In truth, it is rather a rag baggy mish mash with no coherent storyline. There’s just a succession of set pieces threaded together by the “adventures” of Dame Dolly Doughnut (Peter Duncan, himself) and not all of these are successful. Indeed, at one stage it seems like panto is abandoned altogether for a section which has more in keeping with Jackanory. This is the narrated and illustrated story of Alexis which, oddly, is a political fable about a repressive regime fronted by a horrible dictator (can’t imagine who they are thinking of). Although the character resurfaces both live in the form of Arthur Duncan (Peter’s son) and as a puppet he’s not a traditional pantomime figure so the whole idea sits uneasily. 

More in keeping with expectations are encounters with Aladdin (Tazmin-May Gebbett), Captain Hook (Duncan in male guise for once) and Mr Smee (Kevin Osborne) but these are essentially separate sketches with no attempt to integrate them into any consistent plot. Beyond that there are a couple of puppet/muppet shows, an interminably unfunny version of The Twelve Days Of Christmas and Duncan  - still in full drag - revisits his have-a-go Blue Peter days by learning to paddleboard and go zip wiring around on a magic carpet.

Apparently the latter was filmed on the hottest day of the summer – which must have been fun! As in the previous pair of shows, much of what happens has been transposed to the great outdoors and I daresay that the water based sequences must have come as a great relief as Duncan throws himself into proceedings with his customary abandon.
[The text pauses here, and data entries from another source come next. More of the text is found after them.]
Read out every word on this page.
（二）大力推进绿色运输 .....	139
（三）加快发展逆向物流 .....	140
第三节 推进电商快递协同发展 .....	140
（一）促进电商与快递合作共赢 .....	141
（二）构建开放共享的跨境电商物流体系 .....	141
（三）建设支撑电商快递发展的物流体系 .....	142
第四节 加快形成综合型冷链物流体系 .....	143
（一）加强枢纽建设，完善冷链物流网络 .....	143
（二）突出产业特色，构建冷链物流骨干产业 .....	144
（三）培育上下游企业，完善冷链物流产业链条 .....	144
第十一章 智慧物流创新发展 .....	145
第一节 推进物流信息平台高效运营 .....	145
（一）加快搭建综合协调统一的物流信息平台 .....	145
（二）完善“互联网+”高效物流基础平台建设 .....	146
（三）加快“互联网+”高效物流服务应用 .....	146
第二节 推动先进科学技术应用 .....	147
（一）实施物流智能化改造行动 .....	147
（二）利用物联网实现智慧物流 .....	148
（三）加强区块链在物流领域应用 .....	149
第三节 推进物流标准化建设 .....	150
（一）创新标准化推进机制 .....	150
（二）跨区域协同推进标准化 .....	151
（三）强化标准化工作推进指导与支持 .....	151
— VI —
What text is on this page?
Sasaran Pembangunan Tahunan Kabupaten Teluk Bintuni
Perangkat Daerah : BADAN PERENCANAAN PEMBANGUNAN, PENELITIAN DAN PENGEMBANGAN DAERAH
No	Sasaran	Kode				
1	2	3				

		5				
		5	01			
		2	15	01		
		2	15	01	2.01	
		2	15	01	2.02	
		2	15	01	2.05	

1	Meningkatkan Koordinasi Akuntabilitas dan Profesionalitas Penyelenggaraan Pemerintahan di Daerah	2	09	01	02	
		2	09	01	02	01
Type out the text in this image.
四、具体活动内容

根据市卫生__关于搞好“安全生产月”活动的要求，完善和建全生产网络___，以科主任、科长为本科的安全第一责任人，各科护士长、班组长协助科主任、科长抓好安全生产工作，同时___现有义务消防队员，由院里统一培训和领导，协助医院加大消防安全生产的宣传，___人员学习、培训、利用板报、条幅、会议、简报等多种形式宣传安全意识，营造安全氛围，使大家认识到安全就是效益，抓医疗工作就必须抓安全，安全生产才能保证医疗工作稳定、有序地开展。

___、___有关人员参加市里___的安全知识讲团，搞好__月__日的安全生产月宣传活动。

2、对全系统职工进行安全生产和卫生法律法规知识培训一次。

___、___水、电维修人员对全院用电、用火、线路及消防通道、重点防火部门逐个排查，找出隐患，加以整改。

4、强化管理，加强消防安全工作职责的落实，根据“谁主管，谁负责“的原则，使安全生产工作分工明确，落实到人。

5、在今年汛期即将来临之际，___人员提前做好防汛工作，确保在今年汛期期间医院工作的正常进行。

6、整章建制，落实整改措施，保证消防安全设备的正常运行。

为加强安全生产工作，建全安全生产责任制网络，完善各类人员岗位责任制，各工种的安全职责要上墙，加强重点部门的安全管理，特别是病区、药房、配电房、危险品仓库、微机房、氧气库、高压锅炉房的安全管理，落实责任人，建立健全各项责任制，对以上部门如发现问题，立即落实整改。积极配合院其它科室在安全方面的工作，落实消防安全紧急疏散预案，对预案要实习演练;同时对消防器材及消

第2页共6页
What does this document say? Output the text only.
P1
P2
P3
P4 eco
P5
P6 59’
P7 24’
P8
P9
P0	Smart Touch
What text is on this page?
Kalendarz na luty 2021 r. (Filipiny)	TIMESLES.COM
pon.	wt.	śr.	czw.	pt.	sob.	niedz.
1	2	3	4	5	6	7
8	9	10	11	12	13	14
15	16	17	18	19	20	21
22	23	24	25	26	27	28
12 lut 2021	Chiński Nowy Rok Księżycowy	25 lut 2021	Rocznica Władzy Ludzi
He also parades through the piece in a  dazzling array of detailed dame outfits – Natalie Beaumont’s costume design is the undoubted stand out in this show.

Having enjoyed both the last two years of Panto Online’s offerings this, mercifully short, third iteration seems like an ill-conceived, badly structured misfire. Perhaps Duncan as writer, star, director, songwriter and prop maker is trying to do too much. Parts of the show might well entertain the very young - and it would definitely be easy enough and probably even preferable to watch it in short bursts. But if you’re looking for a proper panto experience then head for one of the other two previous proper pantos – or venture to your local theatre for the real mccoy.